John is legally authorised to marry people of all spiritual and sexual persuasions. He also buries them. As an habitual fixer of old and broken things, John has restored ancient houses, including our retreat centre, The Hall, and runs and repairs vintage motorcycles, cars and lawnmowers.

He likes a show-off stunt; the only video he has ever made for YouTube got more than 2.5 million views. To help sell his book Enough, he launched the annual Landfill Prize for the world’s most wastefully pointless product, which reaped global headlines on a regular basis.

He holds a BA Hons; Philosophy/English, Leicester University, and a postgrad in Periodical Journalism, London College of Printing. Before that, he worked as a bookie’s boy, motor mechanic, factory machinist and insurance claims assessor, all of which were far more fun than his brief stint as an advertising copywriter.

Louise Foxcroft made a rackety start as a 1970s art student before dropping out, hitching around America and Canada, then having two baby boys by the age of 23. Eventually realising the need to curb her impetuosity, develop her decision-making and build a functioning filter, she began to get organised.

A year’s long-distance learning with the Open University saw her into a history degree at the University of Cambridge, followed by an MPhil and PhD. Her thesis, The Making of Addiction: The use and abuse of opium in nineteenth-century Britain, was published with Ashgate in 2007.

Her second book, Hot Flushes, Cold Science: A history of the modern menopause (Granta, 2009), won the Longman/History Today Book of the Year award.

Her third, Calories and Corsets: A history of dieting over 2,000 years (Profile Books, 2012), was shortlisted for a Food Writer’s Guild prize. Sexuality: All That Matters (Hodder & Stoughton, 2014) came next, then The Serpentine, Or, The Attractions of Water (Honeybee Books, 2015), and Gayer-Anderson: The Life and Afterlife of the Irish Pasha (American University in Cairo Press, 2016).

Louise writes only on subjects that stir her soul.
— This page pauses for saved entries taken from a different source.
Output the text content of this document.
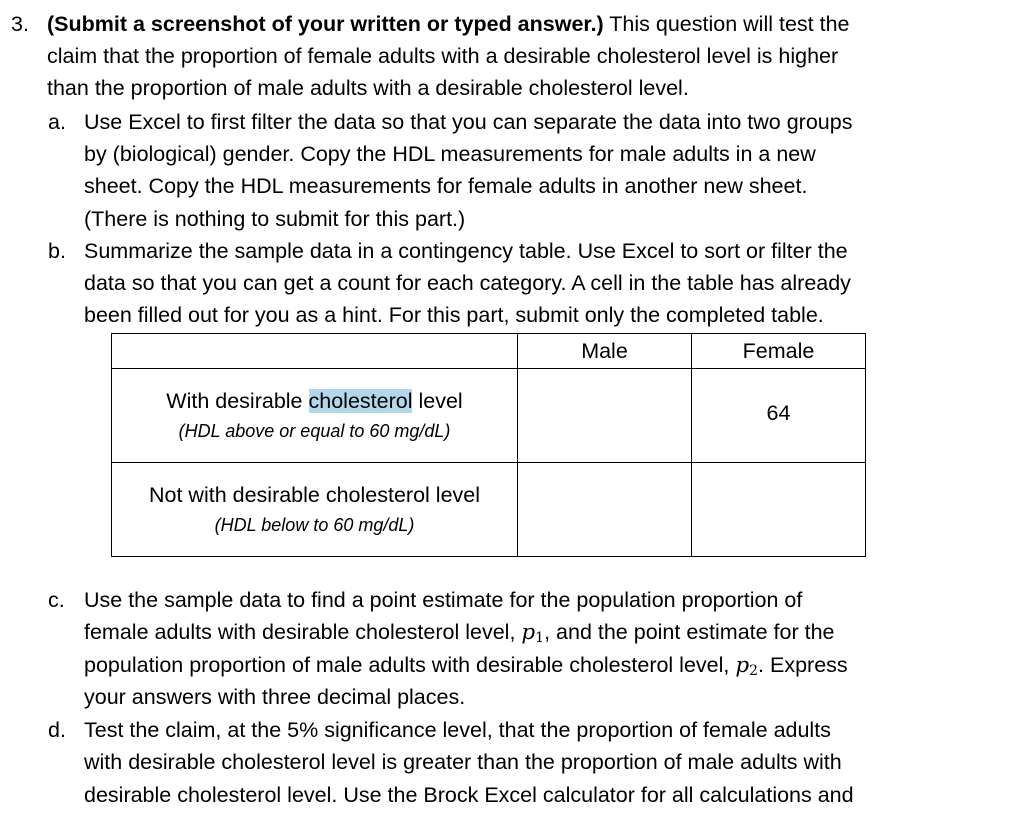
3. (Submit a screenshot of your written or typed answer.) This question will test the
claim that the proportion of female adults with a desirable cholesterol level is higher
than the proportion of male adults with a desirable cholesterol level.
a. Use Excel to first filter the data so that you can separate the data into two groups
by (biological) gender. Copy the HDL measurements for male adults in a new
sheet. Copy the HDL measurements for female adults in another new sheet.
(There is nothing to submit for this part.)
b. Summarize the sample data in a contingency table. Use Excel to sort or filter the
data so that you can get a count for each category. A cell in the table has already
been filled out for you as a hint. For this part, submit only the completed table.
	Male	Female

With desirable cholesterol level
(HDL above or equal to 60 mg/dL)		64

Not with desirable cholesterol level
(HDL below to 60 mg/dL)		

c. Use the sample data to find a point estimate for the population proportion of
female adults with desirable cholesterol level, $p_1$, and the point estimate for the
population proportion of male adults with desirable cholesterol level, $p_2$. Express
your answers with three decimal places.
d. Test the claim, at the 5% significance level, that the proportion of female adults
with desirable cholesterol level is greater than the proportion of male adults with
desirable cholesterol level. Use the Brock Excel calculator for all calculations and
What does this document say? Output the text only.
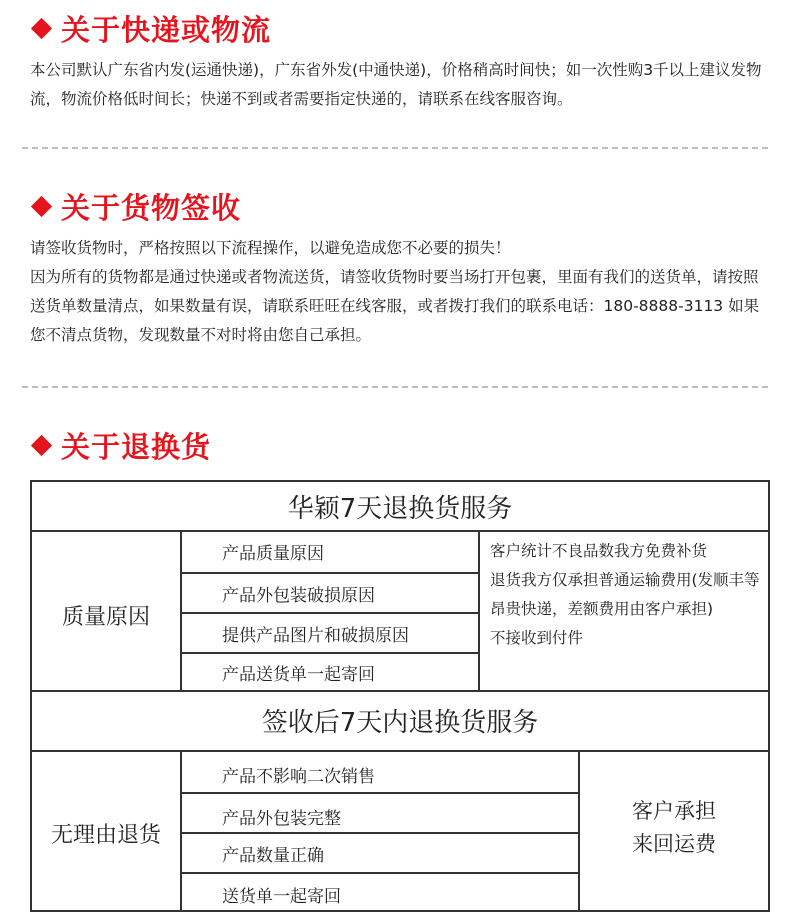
关于快递或物流

本公司默认广东省内发(运通快递)，广东省外发(中通快递)，价格稍高时间快；如一次性购3千以上建议发物流，物流价格低时间长；快递不到或者需要指定快递的，请联系在线客服咨询。

关于货物签收

请签收货物时，严格按照以下流程操作，以避免造成您不必要的损失！

因为所有的货物都是通过快递或者物流送货，请签收货物时要当场打开包裹，里面有我们的送货单，请按照送货单数量清点，如果数量有误，请联系旺旺在线客服，或者拨打我们的联系电话：180-8888-3113 如果您不清点货物，发现数量不对时将由您自己承担。

关于退换货
华颖7天退换货服务
质量原因
产品质量原因
产品外包装破损原因
提供产品图片和破损原因
产品送货单一起寄回

客户统计不良品数我方免费补货

退货我方仅承担普通运输费用(发顺丰等昂贵快递，差额费用由客户承担)

不接收到付件

签收后7天内退换货服务
无理由退货
产品不影响二次销售
产品外包装完整
产品数量正确
送货单一起寄回

客户承担

来回运费
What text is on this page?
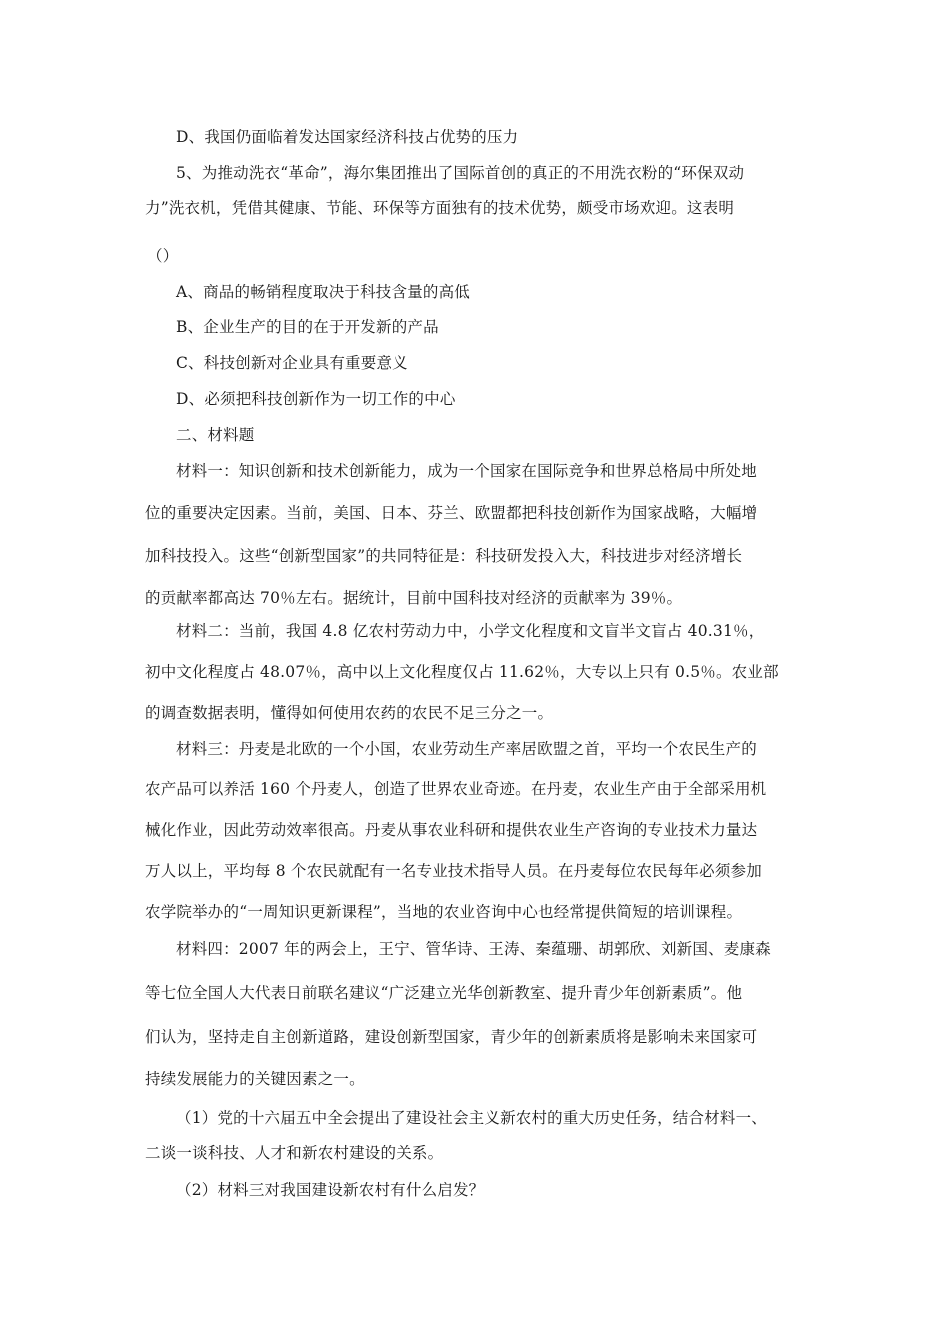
D、我国仍面临着发达国家经济科技占优势的压力
5、为推动洗衣“革命”，海尔集团推出了国际首创的真正的不用洗衣粉的“环保双动
力”洗衣机，凭借其健康、节能、环保等方面独有的技术优势，颇受市场欢迎。这表明
（）
A、商品的畅销程度取决于科技含量的高低
B、企业生产的目的在于开发新的产品
C、科技创新对企业具有重要意义
D、必须把科技创新作为一切工作的中心
二、材料题
材料一：知识创新和技术创新能力，成为一个国家在国际竞争和世界总格局中所处地
位的重要决定因素。当前，美国、日本、芬兰、欧盟都把科技创新作为国家战略，大幅增
加科技投入。这些“创新型国家”的共同特征是：科技研发投入大，科技进步对经济增长
的贡献率都高达 70％左右。据统计，目前中国科技对经济的贡献率为 39％。
材料二：当前，我国 4.8 亿农村劳动力中，小学文化程度和文盲半文盲占 40.31％，
初中文化程度占 48.07％，高中以上文化程度仅占 11.62％，大专以上只有 0.5％。农业部
的调查数据表明，懂得如何使用农药的农民不足三分之一。
材料三：丹麦是北欧的一个小国，农业劳动生产率居欧盟之首，平均一个农民生产的
农产品可以养活 160 个丹麦人，创造了世界农业奇迹。在丹麦，农业生产由于全部采用机
械化作业，因此劳动效率很高。丹麦从事农业科研和提供农业生产咨询的专业技术力量达
万人以上，平均每 8 个农民就配有一名专业技术指导人员。在丹麦每位农民每年必须参加
农学院举办的“一周知识更新课程”，当地的农业咨询中心也经常提供简短的培训课程。
材料四：2007 年的两会上，王宁、管华诗、王涛、秦蕴珊、胡郭欣、刘新国、麦康森
等七位全国人大代表日前联名建议“广泛建立光华创新教室、提升青少年创新素质”。他
们认为，坚持走自主创新道路，建设创新型国家，青少年的创新素质将是影响未来国家可
持续发展能力的关键因素之一。
（1）党的十六届五中全会提出了建设社会主义新农村的重大历史任务，结合材料一、
二谈一谈科技、人才和新农村建设的关系。
（2）材料三对我国建设新农村有什么启发？
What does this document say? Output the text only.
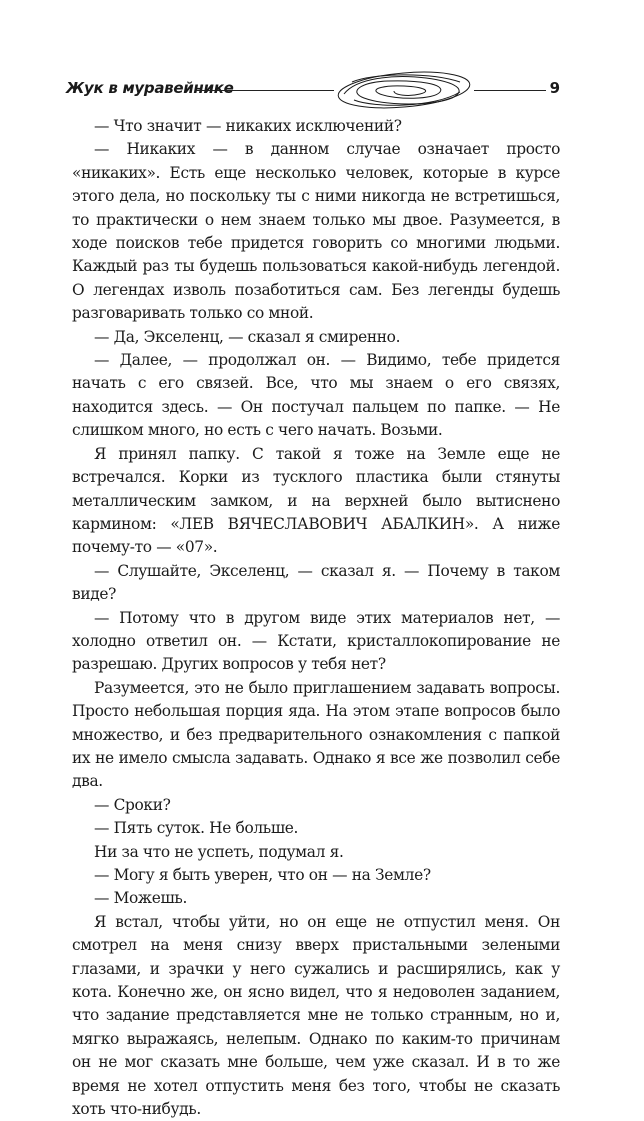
Жук в муравейнике	9

— Что значит — никаких исключений?

— Никаких — в данном случае означает просто «никаких». Есть еще несколько человек, которые в курсе этого дела, но поскольку ты с ними никогда не встретишься, то практически о нем знаем только мы двое. Разумеется, в ходе поисков тебе придется говорить со многими людьми. Каждый раз ты будешь пользоваться какой-нибудь легендой. О легендах изволь позаботиться сам. Без легенды будешь разговаривать только со мной.

— Да, Экселенц, — сказал я смиренно.

— Далее, — продолжал он. — Видимо, тебе придется начать с его связей. Все, что мы знаем о его связях, находится здесь. — Он постучал пальцем по папке. — Не слишком много, но есть с чего начать. Возьми.

Я принял папку. С такой я тоже на Земле еще не встречался. Корки из тусклого пластика были стянуты металлическим замком, и на верхней было вытиснено кармином: «ЛЕВ ВЯЧЕСЛАВОВИЧ АБАЛКИН». А ниже почему-то — «07».

— Слушайте, Экселенц, — сказал я. — Почему в таком виде?

— Потому что в другом виде этих материалов нет, — холодно ответил он. — Кстати, кристаллокопирование не разрешаю. Других вопросов у тебя нет?

Разумеется, это не было приглашением задавать вопросы. Просто небольшая порция яда. На этом этапе вопросов было множество, и без предварительного ознакомления с папкой их не имело смысла задавать. Однако я все же позволил себе два.

— Сроки?

— Пять суток. Не больше.

Ни за что не успеть, подумал я.

— Могу я быть уверен, что он — на Земле?

— Можешь.

Я встал, чтобы уйти, но он еще не отпустил меня. Он смотрел на меня снизу вверх пристальными зелеными глазами, и зрачки у него сужались и расширялись, как у кота. Конечно же, он ясно видел, что я недоволен заданием, что задание представляется мне не только странным, но и, мягко выражаясь, нелепым. Однако по каким-то причинам он не мог сказать мне больше, чем уже сказал. И в то же время не хотел отпустить меня без того, чтобы не сказать хоть что-нибудь.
She believes passionately that history frames our existence, and that we can bring it to life through non-fiction books that are shamelessly opinionated.

She has written for The Times, Independent, Observer, Guardian, New Scientist, Daily Mail, London Review of Books and New Humanist, contributed to TV and radio, and was the Royal Literary Fund Writing Fellow at Magdalene College, Cambridge, 2015-17.

She currently teaches creative non-fiction at the Institute of Continuing Education, University of Cambridge, and covertly writes fiction.